Borax dissolves a very large quantity on the platinum wire, forming a transparent glass, whose yellowish colour disappears on cooling. If the glass be nearly saturated, it becomes opaque by flaming, and if quite saturated, it is enamel-white on cooling. On charcoal, the cadmium is reduced, covering the former with its characteristic yellow film.

Microcosmic salt also dissolves a very large quantity,

forming a transparent glass, which, when saturated, forms a milk-white enamel on cooling.

Soda does not fuse it on the platinum wire. It is reduced on charcoal, with the production of the orangeyellow coating.

Oxide of Iron.-Alone, undergoes no change in the oxidating flame; but in the reducing flame, it blackens and becomes magnetic.

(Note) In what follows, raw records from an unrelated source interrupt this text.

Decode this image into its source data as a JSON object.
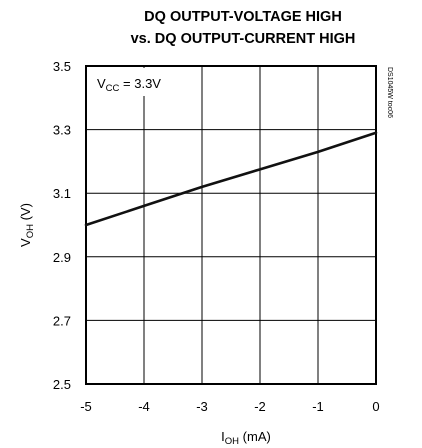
{
  "chart_data": {
    "type": "line",
    "title_line1": "DQ OUTPUT-VOLTAGE HIGH",
    "title_line2": "vs. DQ OUTPUT-CURRENT HIGH",
    "xlabel": {
      "main": "I",
      "sub": "OH",
      "unit": " (mA)"
    },
    "ylabel": {
      "main": "V",
      "sub": "OH",
      "unit": " (V)"
    },
    "xlim": [
      -5,
      0
    ],
    "ylim": [
      2.5,
      3.5
    ],
    "x_ticks": [
      -5,
      -4,
      -3,
      -2,
      -1,
      0
    ],
    "x_tick_labels": [
      "-5",
      "-4",
      "-3",
      "-2",
      "-1",
      "0"
    ],
    "y_ticks": [
      2.5,
      2.7,
      2.9,
      3.1,
      3.3,
      3.5
    ],
    "y_tick_labels": [
      "2.5",
      "2.7",
      "2.9",
      "3.1",
      "3.3",
      "3.5"
    ],
    "grid": true,
    "annotation": {
      "main": "V",
      "sub": "CC",
      "value": " = 3.3V"
    },
    "figure_code": "DS1045W toc06",
    "series": [
      {
        "x": [
          -5,
          -4,
          -3,
          -2,
          -1,
          0
        ],
        "y": [
          3.0,
          3.06,
          3.12,
          3.175,
          3.23,
          3.29
        ]
      }
    ]
  }
}
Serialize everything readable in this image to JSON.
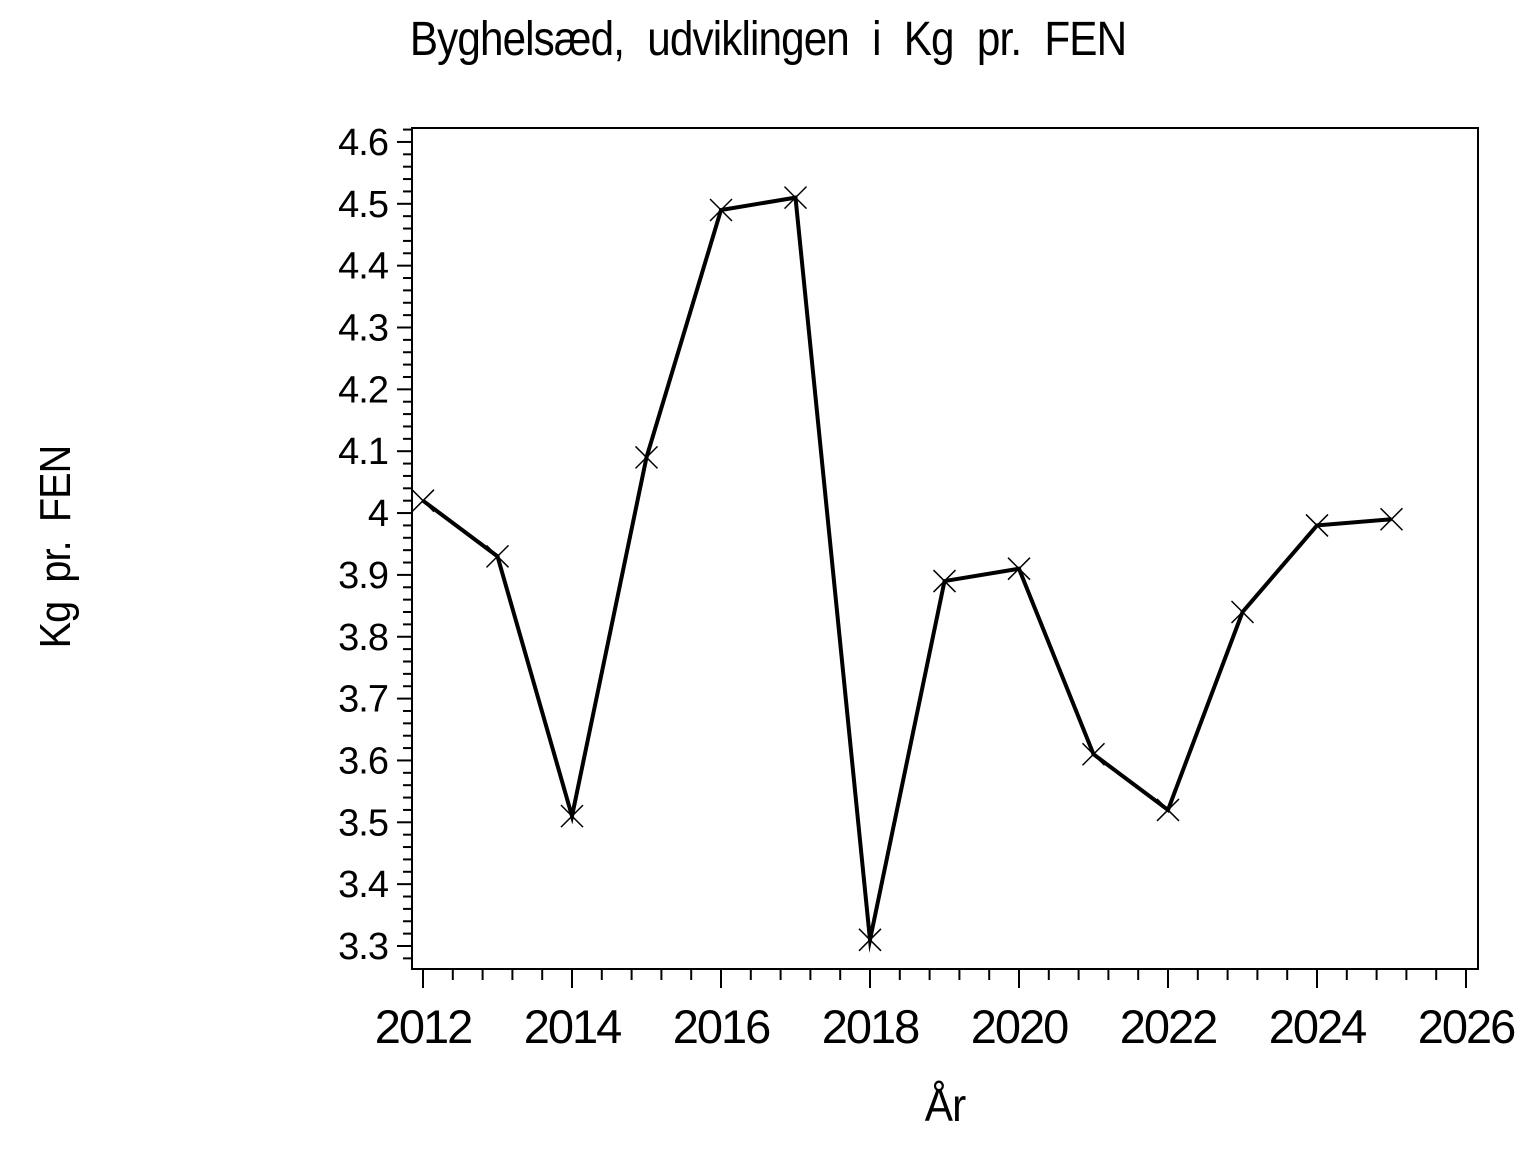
{
  "page": {
    "background": "#ffffff",
    "foreground": "#000000"
  },
  "chart_data": {
    "type": "line",
    "title": "Byghelsæd, udviklingen i Kg pr. FEN",
    "xlabel": "År",
    "ylabel": "Kg pr. FEN",
    "x": [
      2012,
      2013,
      2014,
      2015,
      2016,
      2017,
      2018,
      2019,
      2020,
      2021,
      2022,
      2023,
      2024,
      2025
    ],
    "series": [
      {
        "name": "Kg pr. FEN",
        "values": [
          4.02,
          3.93,
          3.51,
          4.09,
          4.49,
          4.51,
          3.31,
          3.89,
          3.91,
          3.61,
          3.52,
          3.84,
          3.98,
          3.99
        ]
      }
    ],
    "xlim": [
      2011.85,
      2026.16
    ],
    "ylim": [
      3.26,
      4.62
    ],
    "x_ticks": [
      "2012",
      "2014",
      "2016",
      "2018",
      "2020",
      "2022",
      "2024",
      "2026"
    ],
    "y_ticks": [
      "3.3",
      "3.4",
      "3.5",
      "3.6",
      "3.7",
      "3.8",
      "3.9",
      "4",
      "4.1",
      "4.2",
      "4.3",
      "4.4",
      "4.5",
      "4.6"
    ],
    "minor_ticks_per_major_interval": 4,
    "grid": "off",
    "legend": "none",
    "marker": "x-cross",
    "line_color": "#000000",
    "frame": "box"
  }
}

With borax it gives a dull red glass in the oxidating flame, which brightens on cooling, and finally takes a yellowish tint, or even becomes colourless on cooling. If the bead contain a very large proportion of oxide, it is opaque in the liquid state, and on cooling, becomes a dull impure yellow. In the reducing flame, it becomes bottle-green; and if the reduction be forced to the highest possible extent, assumes a lively blueish-green tint, exactly like protosulphate of iron. Tin very much accelerates the reduction of the peroxide to the state of protoxide.

With microcosmic salt it behaves as with borax, but the green colour disappears more completely, and may be entirely got rid of by the application of tin.

Soda does not dissolve oxide of iron, but causes it to be absorbed by the charcoal, in which it is easily reduced, and may be obtained as a grey, magnetic, metallic powder.

Oxide of Cobalt.-Alone, suffers no change.

With borax it readily fuses, forming a fine transparent blue glass, which does not become opaque by flaming. A very small quantity colours the glass completely blue; and a large quantity imparts so deep a colour, as to make it appear black.